Koreans, whenever they eat abroad, invariably whine that the food is too salty. They gripe, they grumble, they grouse, they complain, they cavil, they carp, they kvetch, they bitch. And then they look around for the kimchi, presumably to fight sodium with sodium. In fact, that dependence on kimchi necessitates some sort of salty/sour/spicy side dish with every meal, even non-Korean meals, which explains why pickles are served with pizza here. As a result, the main dish itself, such as the pizza, is made to be relatively bland. Having grown accustomed to a diluted form, Koreans are therefore shocked to experience the same dish in its fully-salted state overseas. Even the pizza from Costco, which has actually been watered down a bit, tends to be too much for the local palate, though that doesn’t stop customers in the food court from making their own side dish, a mishmash comprised of the free diced onions, sweet pickle relish, ketchup, mustard – the most disgusting thing ever.

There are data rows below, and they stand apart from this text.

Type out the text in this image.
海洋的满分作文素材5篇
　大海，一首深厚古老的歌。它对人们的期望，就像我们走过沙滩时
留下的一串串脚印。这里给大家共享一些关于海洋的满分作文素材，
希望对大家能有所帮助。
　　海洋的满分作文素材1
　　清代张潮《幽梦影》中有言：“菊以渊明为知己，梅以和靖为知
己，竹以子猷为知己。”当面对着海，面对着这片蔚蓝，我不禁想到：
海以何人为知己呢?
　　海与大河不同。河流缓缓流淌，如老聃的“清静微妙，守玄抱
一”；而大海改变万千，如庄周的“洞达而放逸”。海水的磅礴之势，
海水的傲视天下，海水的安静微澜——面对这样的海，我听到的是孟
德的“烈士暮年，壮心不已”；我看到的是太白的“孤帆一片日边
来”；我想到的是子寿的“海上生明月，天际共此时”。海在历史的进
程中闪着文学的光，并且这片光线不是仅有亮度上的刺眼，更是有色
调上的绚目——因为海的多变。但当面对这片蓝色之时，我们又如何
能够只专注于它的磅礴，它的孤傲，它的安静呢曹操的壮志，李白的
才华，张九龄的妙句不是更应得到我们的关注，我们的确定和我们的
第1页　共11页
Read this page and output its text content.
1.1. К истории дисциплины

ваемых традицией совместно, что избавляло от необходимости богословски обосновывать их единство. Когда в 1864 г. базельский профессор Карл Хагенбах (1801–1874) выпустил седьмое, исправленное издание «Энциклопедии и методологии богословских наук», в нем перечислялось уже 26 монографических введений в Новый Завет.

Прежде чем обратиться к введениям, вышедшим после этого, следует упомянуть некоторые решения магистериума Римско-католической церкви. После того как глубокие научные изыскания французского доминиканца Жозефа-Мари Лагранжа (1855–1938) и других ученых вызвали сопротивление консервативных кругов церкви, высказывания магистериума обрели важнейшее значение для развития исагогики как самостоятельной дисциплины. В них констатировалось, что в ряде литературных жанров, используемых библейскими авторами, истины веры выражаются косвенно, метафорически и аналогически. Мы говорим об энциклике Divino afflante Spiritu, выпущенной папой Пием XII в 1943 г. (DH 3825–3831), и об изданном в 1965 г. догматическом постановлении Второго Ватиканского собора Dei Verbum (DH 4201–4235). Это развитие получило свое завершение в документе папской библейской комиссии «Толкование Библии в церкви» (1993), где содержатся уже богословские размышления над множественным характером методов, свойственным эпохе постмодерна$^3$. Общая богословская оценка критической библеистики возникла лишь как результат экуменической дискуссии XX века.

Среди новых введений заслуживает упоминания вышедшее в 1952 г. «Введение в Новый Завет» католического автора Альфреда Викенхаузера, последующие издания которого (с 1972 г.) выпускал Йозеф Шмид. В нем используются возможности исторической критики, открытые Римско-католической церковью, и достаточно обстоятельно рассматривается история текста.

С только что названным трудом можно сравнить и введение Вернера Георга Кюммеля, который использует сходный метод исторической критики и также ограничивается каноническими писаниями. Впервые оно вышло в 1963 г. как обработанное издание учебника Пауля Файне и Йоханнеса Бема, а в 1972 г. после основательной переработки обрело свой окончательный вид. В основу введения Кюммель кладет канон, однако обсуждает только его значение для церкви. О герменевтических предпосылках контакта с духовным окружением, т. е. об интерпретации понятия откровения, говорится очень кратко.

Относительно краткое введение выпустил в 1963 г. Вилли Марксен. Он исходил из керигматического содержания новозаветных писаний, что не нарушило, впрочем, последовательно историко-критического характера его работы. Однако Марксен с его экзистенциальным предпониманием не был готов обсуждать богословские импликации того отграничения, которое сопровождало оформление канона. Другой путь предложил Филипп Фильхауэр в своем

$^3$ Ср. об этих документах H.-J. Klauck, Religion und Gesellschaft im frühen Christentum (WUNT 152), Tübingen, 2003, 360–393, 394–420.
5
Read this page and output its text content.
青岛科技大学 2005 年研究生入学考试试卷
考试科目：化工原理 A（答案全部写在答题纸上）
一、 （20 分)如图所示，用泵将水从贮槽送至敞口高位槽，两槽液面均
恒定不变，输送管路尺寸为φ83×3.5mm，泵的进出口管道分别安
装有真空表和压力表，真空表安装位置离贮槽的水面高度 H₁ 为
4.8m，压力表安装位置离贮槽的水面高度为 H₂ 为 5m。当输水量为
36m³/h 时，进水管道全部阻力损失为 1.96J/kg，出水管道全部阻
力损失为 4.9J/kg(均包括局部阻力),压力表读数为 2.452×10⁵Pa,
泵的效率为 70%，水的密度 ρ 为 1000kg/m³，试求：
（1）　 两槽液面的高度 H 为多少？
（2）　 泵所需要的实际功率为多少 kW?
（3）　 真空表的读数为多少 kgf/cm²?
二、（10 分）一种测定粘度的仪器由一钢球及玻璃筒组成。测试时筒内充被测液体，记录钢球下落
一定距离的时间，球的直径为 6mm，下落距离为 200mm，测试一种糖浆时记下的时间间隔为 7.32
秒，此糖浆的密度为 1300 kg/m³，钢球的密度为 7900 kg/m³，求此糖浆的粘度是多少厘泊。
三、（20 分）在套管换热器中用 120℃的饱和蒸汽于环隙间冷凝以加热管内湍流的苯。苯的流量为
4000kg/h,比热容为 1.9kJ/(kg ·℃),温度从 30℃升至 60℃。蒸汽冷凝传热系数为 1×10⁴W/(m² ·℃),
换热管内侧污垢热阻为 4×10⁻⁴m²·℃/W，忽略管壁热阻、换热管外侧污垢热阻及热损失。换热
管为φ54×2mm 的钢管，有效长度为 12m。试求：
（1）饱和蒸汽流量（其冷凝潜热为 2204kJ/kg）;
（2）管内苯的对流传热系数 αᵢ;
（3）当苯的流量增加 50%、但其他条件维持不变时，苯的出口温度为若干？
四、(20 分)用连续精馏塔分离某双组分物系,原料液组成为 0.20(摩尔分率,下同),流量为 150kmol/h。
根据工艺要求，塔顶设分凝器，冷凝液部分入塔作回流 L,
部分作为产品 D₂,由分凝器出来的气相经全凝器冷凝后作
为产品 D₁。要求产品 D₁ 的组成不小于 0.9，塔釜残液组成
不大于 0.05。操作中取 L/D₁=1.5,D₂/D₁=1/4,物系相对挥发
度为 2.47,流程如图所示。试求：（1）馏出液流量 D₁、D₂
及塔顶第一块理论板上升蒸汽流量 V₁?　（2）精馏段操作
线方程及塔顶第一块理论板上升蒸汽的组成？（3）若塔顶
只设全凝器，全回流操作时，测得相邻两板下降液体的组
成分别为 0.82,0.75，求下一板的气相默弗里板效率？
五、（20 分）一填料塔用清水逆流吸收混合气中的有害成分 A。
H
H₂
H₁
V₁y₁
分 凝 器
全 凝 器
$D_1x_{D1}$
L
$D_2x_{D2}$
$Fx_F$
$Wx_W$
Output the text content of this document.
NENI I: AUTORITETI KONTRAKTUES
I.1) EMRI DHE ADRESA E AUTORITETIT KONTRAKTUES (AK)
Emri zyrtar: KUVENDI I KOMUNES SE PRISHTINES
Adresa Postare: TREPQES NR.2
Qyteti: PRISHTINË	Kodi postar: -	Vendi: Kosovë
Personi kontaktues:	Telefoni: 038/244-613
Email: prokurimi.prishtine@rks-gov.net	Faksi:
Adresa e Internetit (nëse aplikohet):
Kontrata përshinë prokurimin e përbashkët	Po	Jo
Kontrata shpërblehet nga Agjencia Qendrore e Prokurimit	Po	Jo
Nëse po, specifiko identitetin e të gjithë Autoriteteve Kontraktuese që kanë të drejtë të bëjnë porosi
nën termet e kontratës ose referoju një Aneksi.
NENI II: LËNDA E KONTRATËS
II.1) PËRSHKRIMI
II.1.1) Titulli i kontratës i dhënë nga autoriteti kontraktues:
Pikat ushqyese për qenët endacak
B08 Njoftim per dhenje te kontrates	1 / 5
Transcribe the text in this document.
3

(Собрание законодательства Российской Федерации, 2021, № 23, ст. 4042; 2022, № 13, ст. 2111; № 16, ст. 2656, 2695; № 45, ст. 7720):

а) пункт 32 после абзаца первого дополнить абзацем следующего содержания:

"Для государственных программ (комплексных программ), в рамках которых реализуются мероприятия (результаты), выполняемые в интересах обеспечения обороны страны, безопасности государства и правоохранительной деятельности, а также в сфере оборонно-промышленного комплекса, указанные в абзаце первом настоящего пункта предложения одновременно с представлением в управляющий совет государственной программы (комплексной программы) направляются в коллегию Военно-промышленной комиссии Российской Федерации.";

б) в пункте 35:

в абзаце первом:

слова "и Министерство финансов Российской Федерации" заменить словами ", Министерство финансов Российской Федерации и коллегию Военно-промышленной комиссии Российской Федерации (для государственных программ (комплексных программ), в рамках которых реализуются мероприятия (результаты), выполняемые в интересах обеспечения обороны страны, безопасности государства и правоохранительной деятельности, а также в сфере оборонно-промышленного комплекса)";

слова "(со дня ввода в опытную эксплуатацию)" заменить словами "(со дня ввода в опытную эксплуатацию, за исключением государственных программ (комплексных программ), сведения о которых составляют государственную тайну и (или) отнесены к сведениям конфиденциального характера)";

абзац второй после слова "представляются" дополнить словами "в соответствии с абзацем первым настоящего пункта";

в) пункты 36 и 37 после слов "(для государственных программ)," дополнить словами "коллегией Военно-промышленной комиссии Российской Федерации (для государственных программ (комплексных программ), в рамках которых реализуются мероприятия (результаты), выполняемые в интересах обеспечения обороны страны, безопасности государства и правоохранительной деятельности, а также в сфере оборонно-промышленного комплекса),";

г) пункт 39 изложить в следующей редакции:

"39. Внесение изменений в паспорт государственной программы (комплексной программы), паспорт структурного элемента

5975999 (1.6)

Back to the pizza at hand, I was surprised by how salty it was. The Pizza Hut, operated by a different entity than the local company running the Pizza Huts around the country, like the other chain restaurants inside the US military installations, uses the original American recipes with ingredients flown in from the States. That’s why I’d been eager to get a taste of America, even though I generally don’t like Pizza Hut, especially not the pan pizza. But upon first bite, man, S-A-L-T-Y. I guess my palate has changed, living here for so long. And see, I’m whining about it.